Le jour où j’étais un mouchoir en papier

Je suis celle qui, chaque début d’année scolaire, se faisait copine avec les nouveaux de la classe. La raison était simple, ceux de l’année dernière préféraient rester entre eux et moi j’étais seule.
Je suis celle qui, chaque début d’année, faisais le rêve secret de trouver enfin l’Amie avec un grand A, celle avec qui j’échangerais des fous rires, des peines, et je ne sais quoi. Tout se passait bien les premiers temps, puis ensuite du jour au lendemain je n’avais plus personne à côté de moi. La raison, toujours la même, à force de vouloir que l’autre aille bien, s’intègre avec tous les autres, je servais juste de tremplin, de relais. Les gens devenaient mes camarades, puis au fur et à mesure s’entendaient de mieux en mieux avec les autres par mon entremise. Jusqu’au jour où….
Jusqu’au jour où je m’apercevais que je n’étais pas invitée à une fête, un anniversaire, une sortie et que l’autre oui. Jusqu’au jour où les autres ne prenaient même plus la peine de me dire bonjour, jusqu’au jour où mon petit ami préférait les autres ….

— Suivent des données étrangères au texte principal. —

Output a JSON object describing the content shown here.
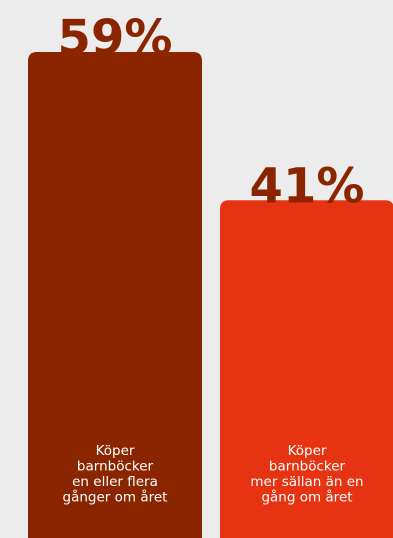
{
  "chart_data": {
    "type": "bar",
    "categories": [
      "Köper barnböcker en eller flera gånger om året",
      "Köper barnböcker mer sällan än en gång om året"
    ],
    "values": [
      59,
      41
    ],
    "value_labels": [
      "59%",
      "41%"
    ],
    "label_lines": [
      [
        "Köper",
        "barnböcker",
        "en eller flera",
        "gånger om året"
      ],
      [
        "Köper",
        "barnböcker",
        "mer sällan än en",
        "gång om året"
      ]
    ],
    "ylim": [
      0,
      59
    ],
    "grid": false,
    "legend": "none",
    "colors": {
      "background": "#ececec",
      "bars": [
        "#8b2500",
        "#e63312"
      ],
      "value_text": "#8b2500",
      "label_text": "#ffffff"
    }
  }
}
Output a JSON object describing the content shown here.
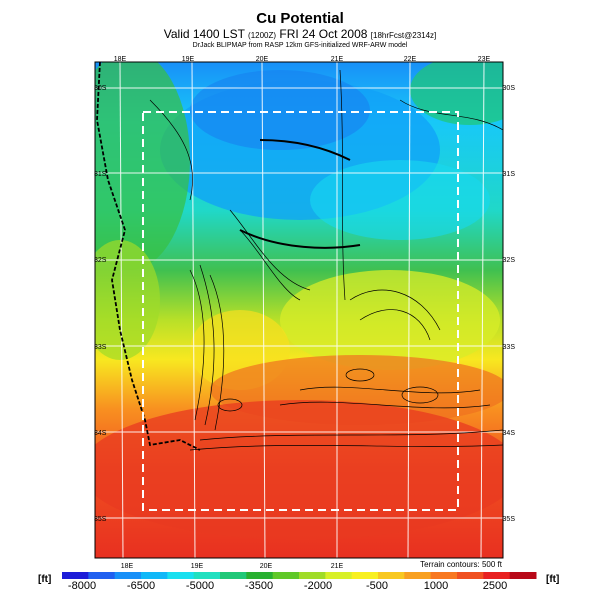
{
  "title": "Cu Potential",
  "subtitle_main": "Valid 1400 LST",
  "subtitle_code": "(1200Z)",
  "subtitle_date": "FRI 24 Oct 2008",
  "subtitle_extra": "[18hrFcst@2314z]",
  "credit": "DrJack BLIPMAP from RASP 12km GFS-initialized WRF-ARW model",
  "terrain_note": "Terrain contours: 500 ft",
  "unit_left": "[ft]",
  "unit_right": "[ft]",
  "lon_top": [
    "18E",
    "19E",
    "20E",
    "21E",
    "22E",
    "23E"
  ],
  "lon_bottom": [
    "18E",
    "19E",
    "20E",
    "21E"
  ],
  "lat_left": [
    "30S",
    "31S",
    "32S",
    "33S",
    "34S",
    "35S"
  ],
  "lat_right": [
    "30S",
    "31S",
    "32S",
    "33S",
    "34S",
    "35S"
  ],
  "colorbar": {
    "labels": [
      "-8000",
      "-6500",
      "-5000",
      "-3500",
      "-2000",
      "-500",
      "1000",
      "2500"
    ],
    "colors": [
      "#1c1cd8",
      "#2060f0",
      "#1890f8",
      "#10b8f8",
      "#18e0f0",
      "#20e0c0",
      "#20c878",
      "#28b030",
      "#60c828",
      "#a0dc28",
      "#d8f028",
      "#f8f020",
      "#f8c820",
      "#f8a020",
      "#f87820",
      "#f05020",
      "#e82020",
      "#b80818"
    ]
  }
}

Donc j’ai toujours été cette personne, celle qui sert un moment puis qu’on jette, tel un mouchoir en papier, celle qui ne devient jamais indispensable. Résultat, je n’ai jamais eu cette Amie, et encore aujourd’hui je n’en ai pas. Je sais juste que j’appréhende dès qu’une nouvelle personne rentre dans ma vie, j’ai peur d’être de nouveau celle qu’on va utiliser puis jeter.
Mais d’un autre côté, je ne veux pas, je ne vais pas continuer à avoir peur, alors je ferme les yeux et j’avance, je tends la main et des gens sont là pour me retenir, me relever. Mais honnêtement, qu’est-ce que j’ai le trouillomètre au maximum !


Mais vous avez quoi les filles ? une qui pense être un paillasson (sic) et toi un mouchoir en papier (sic) ! Vous savez quoi ? Ce n’est pas vrai ! Vous êtes des êtres vivants, humains, femmes (ou jeunes filles), pas des choses, hein ? Faudrait voir à vous mettre ça dans la tête ! Et pour finir ma leçon de morale je dirais que de toutes façons nul n’est indispensable, pas plus toi que moi et que tous les autres. Alors cool, zen, on respire !
C’est marrant, tu viens de raconter tout entière ma scolarité …
j’ai hésité à répondre parce que j’ai peur de pas trouver les mots et de te heurter (et c loin d’être le but !!)
donc voila : ce que j’aime dans le fait d’avoir plusieurs amis, c’est de prendre une petite parcelle de chacun d’eux. chacun m’est précieux mais personne ne m’apporte la même chose et donc, je ne m’investis plus dans une seule relation, je profite de toutes celles qui me rendent heureuse
et ça aide beaucoup à se dire que, comme c’est pareil pour les autres, s’il y a parfois une désaffection temporaire, ce n’est pas un rejet de moi ou du lien qu’on a créé, ni une fermeture de porte.
jusqu’au Donc, on dirait moi
Sauf que moi, je n’ai pas peur d’être jetée parce que je le suis toujours, que je ne ferme jamais les yeux en espérant que les autres me retiennent.
Ce matin, à 4 heures, je me suis mise à pleurer sans pouvoir m’arrêter. Pas en lisant ce message (rassure-toi)
@ patate : formons un club, je suis certaine qu’on trouvera plein de gens comme nous
@ baci : tu ne me heurtes pas. Je ne cherche pas spécialement l’exclusivité, mais juste quelqu’un (ou plusieurs personnes) que je peux appeler si cela ne va pas, avec qui je peux parler de tout et de rien. Pour l’instant je ne suis même pas sûre d’avoir une ou deux personnes comme çà.